Are you avoiding success in your life purely by procrastinating? The words “productivity” and “procrastination” go together like oil and water. Twenty percent of people identify themselves as chronic procrastinators. Good news: Procrastinators can change their behaviors!
Procrastinators must first understand the problem in order to become more effective. The reason why you wait until the last minute does matter, but how much time you waste ignoring it matters more. Gossiping and daydreaming distracts us from completing the task. Although distractions existed before the world wide web, the internet helps people waste more time. Distractions are easy because they are enjoyable. The task is boring, uncomfortable, difficult or stressful. How will you resist?
Notice patterns of where the time goes. Are you leaving in the middle of a project to check Facebook? Are you avoiding the task by reading news stories and checking emails? Time yourself about how long it takes you to start or go back to the task from the time you enter the workplace. You’ll see in detail how long it takes. Once you see the time pass you’ll start to focus. It isn’t going to take a day to solve. It is going to take constant notice about the time to understand how much of it is wasted.
You can be a productive procrastinator with these suggestions:
- Reward yourself. Give yourself a five or ten minute break for every assignment you complete. Let the distraction be the motivation to complete the task.
- Break up a big project into tiny ones. Large projects require extra concentration and energy. Doing it all at once is tiring; when we are tired, our mind wanders. This encourages us to distract ourselves from the project. If the project is in tiny steps, we can get parts of it done until competition. Add easy tasks in-between the large project as relief.
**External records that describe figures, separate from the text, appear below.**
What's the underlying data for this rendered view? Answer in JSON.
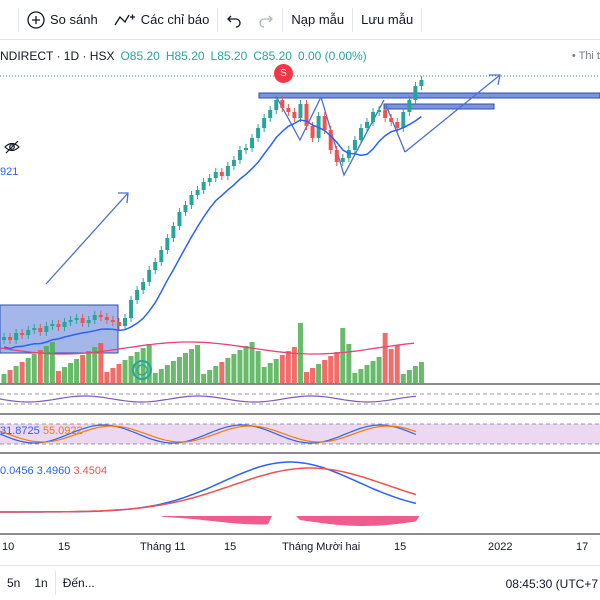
{
  "toolbar": {
    "compare_label": "So sánh",
    "indicators_label": "Các chỉ báo",
    "load_label": "Nạp mẫu",
    "save_label": "Lưu mẫu"
  },
  "legend": {
    "symbol": "NDIRECT · 1D · HSX",
    "open": "O85.20",
    "high": "H85.20",
    "low": "L85.20",
    "close": "C85.20",
    "change": "0.00 (0.00%)"
  },
  "top_right": "• Thi t",
  "partial_value": "921",
  "signal_badge": "S",
  "stoch_values": {
    "k": "31.8725",
    "d": "55.0922"
  },
  "macd_values": {
    "macd": "0.0456",
    "signal": "3.4960",
    "hist": "3.4504"
  },
  "time_axis": [
    "10",
    "15",
    "Tháng 11",
    "15",
    "Tháng Mười hai",
    "15",
    "2022",
    "17"
  ],
  "bottom": {
    "range_5n": "5n",
    "range_1n": "1n",
    "goto_label": "Đến...",
    "clock": "08:45:30 (UTC+7"
  },
  "colors": {
    "up": "#26a69a",
    "down": "#ef5350",
    "ma": "#2962ff",
    "zone": "#5b7bd5"
  }
}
- Offer self-deadlines. A deadline pushes us to do something. If we place self-deadlines on ourselves we can complete more. For example if you want to complete 10 tiny tasks or half of a large project today, this will motivate you to finish it on time.
- Remove high expectations. Daydreaming about the best PowerPoint presentation that has your co-workers on their feet is a high expectation. These kind of unrealistic fantasies set people up to fail. Revert to number two and take it slow.